Special seminar Prof Hidde Ploegh

Special seminar Prof Hidde Ploegh

UQ, Institute for Molecular Bioscience, Large seminar Room 3.142 : 11.30am - 12.30pm
3 Jun 2024

Directing the immune response using chemically modified nanobodies

Virtual link https://uqz.zoom.us/j/88324477941


Nanobodies are the recombinantly expressed variable domains of camelid ‘heavy chain only’ immunoglobulins. Their small size endows them with properties that make them ideal building blocks for a wide array of immunological applications. The use of short sequence motifs recognized by transpeptidases such as sortases (SrtA), or asparagine endoproteases (AEP) provides a labeling strategy that does not compromise their antigen binding properties. The ability to site-specifically modify nanobodies using such chemo-enzymatic transformations has enabled their use as imaging agents using positron emission tomography (PET). This
non-invasive imaging modality makes it possible to track immune responses in vivo, both anti-viral and anti-tumor responses. By equipping nanobodies with diverse payloads it is also possible to evoke a desirable immune response, or suppress autoimmunity. Several examples of these applications will be discussed,
including the development of potent anti-virals that afford prolonged protection against infection with influenza A and B viruses.

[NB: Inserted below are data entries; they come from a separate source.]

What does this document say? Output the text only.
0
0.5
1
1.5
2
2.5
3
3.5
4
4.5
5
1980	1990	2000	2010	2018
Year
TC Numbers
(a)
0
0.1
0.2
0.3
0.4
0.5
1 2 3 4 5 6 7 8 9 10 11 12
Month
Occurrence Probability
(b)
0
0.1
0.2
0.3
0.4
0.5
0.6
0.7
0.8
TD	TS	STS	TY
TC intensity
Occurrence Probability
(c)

Hidde Ploegh is a biochemist whose area of interest is the immune system. He is known for his analysis of the pathways involved in antigen presentation by products of the Major histocompatibility Complex (MHC). Ploegh was born in 1953 in the Netherlands, where he attended Groningen University. He performed the work for his PhD at Harvard University and obtained his degree from Leiden University in 1981. He took a position as a junior group leader in the Institute for Genetics at the University of Cologne, Germany and in 1984 moved back to the Netherlands where he worked at the Netherlands Cancer Institute to head the Division of Cellular Biochemistry. In 1992 he was recruited to the Center for Cancer Research as a professor of biology at the Massachusetts Institute of Technology. In 1997 he joined the faculty of Harvard Medical School as the director of its graduate program in immunology. In 2005 he joined the Whitehead
Institute for Biomedical Research at the Massachusetts Institute of Technology. In 2016 Ploegh joined Boston Children’s Hospital. Ploegh is a member of EMBO, the American Academy of Arts and Sciences, the National Academy of Sciences and a correspondent of the Royal Dutch Academy of Sciences.

Research Interests

Ploegh’s laboratory studies the biochemistry of immune recognition. Earlier work centered on the analysis of the biochemical pathways involved in antigen processing and presentation by the products of the Major Histocompatibility Complex (MHC), which led to studies into glycoprotein biosynthesis and
glycoprotein trafficking more generally. The discovery that human cytomegalovirus exploits an unusual mechanism to dispose of Class I MHC products, critical for recognition of virus-infected cells by cytotoxic T cells, uncovered new aspects of glycoprotein quality control. Ploegh developed activity-based probes to study proteasomal proteolysis and more specifically the role of ubiquitin-specific proteases, also in the context of herpesvirus infections. More recently Ploegh has combined the generation of camelid-derived antibody fragments (‘nanobodies’) with a protein engineering approach, based on the use of bacterial sortases in conjunction with peptide chemistry. This combination not only enables the visualization, by non-invasive means, of anti-tumor and anti-virus immune responses using positron emission tomography, but can also be deployed to manipulate immune responses.